For users who want a player with no DirectShow setup at all - everything internal, nothing system-wide - VLC Media Player remains the standard recommendation. It plays virtually anything without external codecs, though its CPU footprint runs heavier than MPC-HC's on identical files.
For one-off playback without installing anything, the browser-based Online Web Player opens local video and audio files directly in the browser.
When Original MPC 6.4.9.1 Is Still the Right Choice
A small audience does still benefit from this build:
Users on Windows XP without SSE2-capable CPUs cannot run modern MPC-HC builds, which require SSE2 support and dropped XP compatibility in the clsid2 fork. The original 6.4.9.1 still installs and runs on these systems.
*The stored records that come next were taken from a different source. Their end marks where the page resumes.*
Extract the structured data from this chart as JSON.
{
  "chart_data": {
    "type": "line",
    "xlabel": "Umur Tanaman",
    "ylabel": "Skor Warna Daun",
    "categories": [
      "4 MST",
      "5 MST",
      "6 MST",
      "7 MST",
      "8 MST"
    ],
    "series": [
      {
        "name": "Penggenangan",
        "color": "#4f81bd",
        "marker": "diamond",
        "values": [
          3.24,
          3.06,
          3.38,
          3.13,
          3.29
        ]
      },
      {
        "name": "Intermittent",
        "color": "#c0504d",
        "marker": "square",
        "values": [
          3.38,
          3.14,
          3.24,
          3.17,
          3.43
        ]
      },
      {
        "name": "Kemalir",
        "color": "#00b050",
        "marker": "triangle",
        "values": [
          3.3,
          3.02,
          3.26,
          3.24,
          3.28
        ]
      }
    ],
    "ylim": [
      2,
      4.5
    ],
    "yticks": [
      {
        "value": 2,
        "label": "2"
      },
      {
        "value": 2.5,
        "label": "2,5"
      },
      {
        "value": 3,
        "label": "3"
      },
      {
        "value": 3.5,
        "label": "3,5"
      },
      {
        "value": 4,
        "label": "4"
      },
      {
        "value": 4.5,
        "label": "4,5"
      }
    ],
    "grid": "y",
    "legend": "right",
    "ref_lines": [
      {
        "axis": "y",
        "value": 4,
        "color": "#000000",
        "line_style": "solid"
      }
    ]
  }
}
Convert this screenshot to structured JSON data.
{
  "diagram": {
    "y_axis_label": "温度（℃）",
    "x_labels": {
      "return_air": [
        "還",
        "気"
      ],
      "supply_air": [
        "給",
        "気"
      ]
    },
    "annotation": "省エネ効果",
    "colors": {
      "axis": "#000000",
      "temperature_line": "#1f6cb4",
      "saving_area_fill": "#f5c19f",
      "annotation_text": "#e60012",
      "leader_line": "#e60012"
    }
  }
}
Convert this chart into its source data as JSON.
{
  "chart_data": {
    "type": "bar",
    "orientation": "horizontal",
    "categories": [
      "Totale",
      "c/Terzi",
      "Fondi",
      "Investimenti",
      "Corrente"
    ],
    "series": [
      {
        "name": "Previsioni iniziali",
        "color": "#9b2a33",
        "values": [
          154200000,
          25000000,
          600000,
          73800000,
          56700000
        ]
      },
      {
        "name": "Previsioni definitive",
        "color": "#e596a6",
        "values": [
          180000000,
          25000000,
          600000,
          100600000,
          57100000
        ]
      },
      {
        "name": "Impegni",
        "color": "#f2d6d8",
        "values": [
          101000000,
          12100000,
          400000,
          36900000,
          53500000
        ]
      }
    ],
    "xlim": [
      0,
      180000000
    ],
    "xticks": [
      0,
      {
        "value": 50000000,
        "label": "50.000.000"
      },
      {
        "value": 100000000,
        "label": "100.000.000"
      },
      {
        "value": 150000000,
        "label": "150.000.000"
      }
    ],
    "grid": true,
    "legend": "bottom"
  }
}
Anyone testing how a video file behaves in a known historical reference player - useful for codec debugging, replicating reported issues from old forum threads, or examining how a file was authored against the DirectShow filters of the era - benefits from having the original installed alongside modern builds.
Users who already maintain a stable, configured Windows 7 or earlier system with a complete codec stack like the Combined Community Codec Pack - also discontinued, but stable in its niche - and don't want to disturb a working setup.
Outside those cases, every modern playback need is better served by MPC-HC or MPC-BE.
Other Legacy Companion Tools
Original MPC was often paired with Real Alternative for RealMedia .RM and .RMVB files and QuickTime Alternative for .MOV playback without Apple's QuickTime suite.
Both are also in legacy status today, but they remain useful for archived content in those specific formats. Modern MPC-HC and MPC-BE handle MOV files natively through LAV Filters and don't require QuickTime Alternative for general playback.
Download Notes
The download below is the original Gabest build, version 6.4.9.1, 2.12 MB. It is freeware, contains no adware or bundled offers, and installs in seconds.
It is preserved here as a historical reference and for the narrow legacy use cases above. For everyday playback in 2026, please use MPC-HC or MPC-BE instead.
1st its the older version without Home cinema. . so why would download it.
Second in general there are just better free media players out there like VLC

VLC uses sub par codecs to render video on slow computers.MPC was picked up by another group that called their MPC, MPC Home Cinema.
It comes with Combined Community Codec Pack (CCCP) and is by far the best video player for Windows machines.